Federated learning works by aggregating locally computed gradients from multiple clients, thus enabling collaborative training without sharing private client data. However, prior work has shown that the data can actually be recovered by the server using so-called gradient inversion attacks. While these attacks perform well when applied on images, they are limited in the text domain and only permit approximate reconstruction of small batches and short input sequences. In this work, we propose DAGER, the first algorithm to recover whole batches of input text exactly. DAGER leverages the low-rank structure of self-attention layer gradients and the discrete nature of token embeddings to efficiently check if a given token sequence is part of the client data. We use this check to exactly recover full batches in the honest-but-curious setting without any prior on the data for both encoder- and decoder-based architectures using exhaustive heuristic search and a greedy approach, respectively.

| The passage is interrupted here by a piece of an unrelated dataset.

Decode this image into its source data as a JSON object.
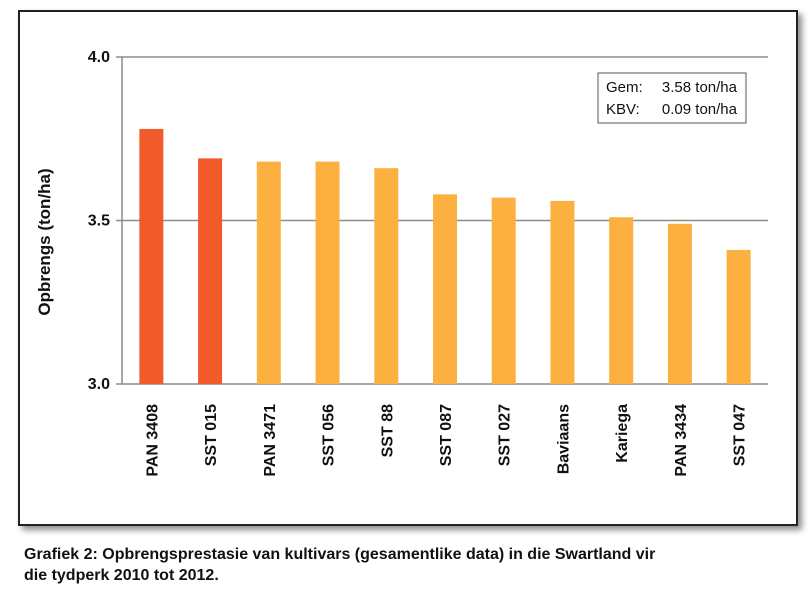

We provide an efficient GPU implementation of DAGER and show experimentally that it recovers full batches of size up to 128 on large language models (LLMs), beating prior attacks in speed (20x at same batch size), scalability (10x larger batches), and reconstruction quality (ROUGE-1/2 > 0.99).

翻译：联邦学习通过聚合来自多个客户端的本地计算梯度来实现协同训练，而无需共享私有客户端数据。然而，已有研究表明，服务器实际上可以通过所谓的梯度反演攻击来恢复数据。尽管此类攻击在图像领域效果显著，但在文本领域存在局限，仅能对小批量数据和短输入序列进行近似重建。本文提出DAGER算法，首次实现了对整批输入文本的精确恢复。DAGER利用自注意力层梯度的低秩结构及词元嵌入的离散特性，可高效验证给定词元序列是否属于客户端数据。基于此验证机制，我们在诚实但好奇的场景下，分别通过穷举启发式搜索和贪心策略，对编码器与解码器架构实现了无需数据先验的完整批次精确恢复。我们提供了DAGER的高效GPU实现，实验表明该算法可在大型语言模型上恢复多达128个样本的完整批次，在速度（同批次规模下提升20倍）、可扩展性（批次规模扩大10倍）与重建质量（ROUGE-1/2 > 0.99）方面均超越现有攻击方法。